Any hope of respecting the rights of nature was “totally erased when the government began to give away concessions like flyers”, said Carlos Pérez, the flamboyant leader of the Ecuador’s Kichwa Confederation, which represents the country’s largest indigenous group. Pérez – a former ally turned opponent of President Correa, who has been jailed three times during the current administration – said most of the concessions had gone to Chinese companies.

Ecuador started borrowing from Beijing in 2008 when it defaulted on $3.2bn of foreign debt, and the country’s dependence on Chinese credit shows no signs of abating.

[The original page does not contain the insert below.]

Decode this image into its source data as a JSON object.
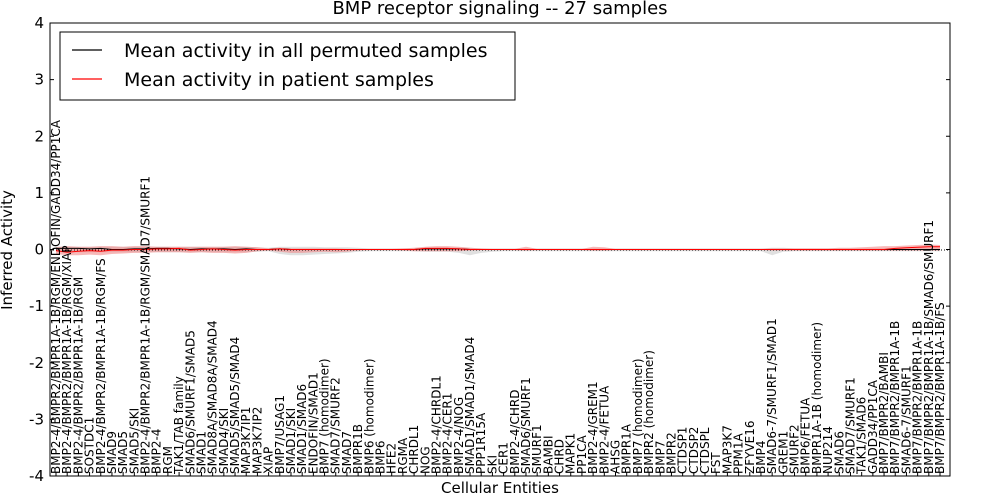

Analysts say the country has racked up more than $15bn of Chinese debt, but the terms of the loans lack transparency and may include a “sovereignty immunity waiver” that would allow China to seize Ecuadorian assets if the country fails to repay them.

The government says the investment has helped improve public services across the country. For the Shuar, however, the opening up of indigenous territory to foreign resource extractors has so far brought misery.

Tendetza’s family say it has rained solidly and heavily since José was killed. It is the wettest rainy season they can remember.

“We, the Shuar, are the owners of all this, the forest, the waterfalls, the animals, the rivers,” said Carlos Tendetza with a broad sweep of his hand encompassing the horizon and beyond. “But the company is destroying it and we’ve got nothing but abuse in return.”

The once-warlike tribe resisted the Spanish for centuries and was notorious for the practice of shrinking heads. Much has changed, but the continued advance of the mine and the perceived lack of justice over his brother’s death has made the Tendetza consider taking matters into their own hands.

“We are civilised now,” he added, as if giving voice to an internal debate. “But we are willing to fight to the death to get our own back.”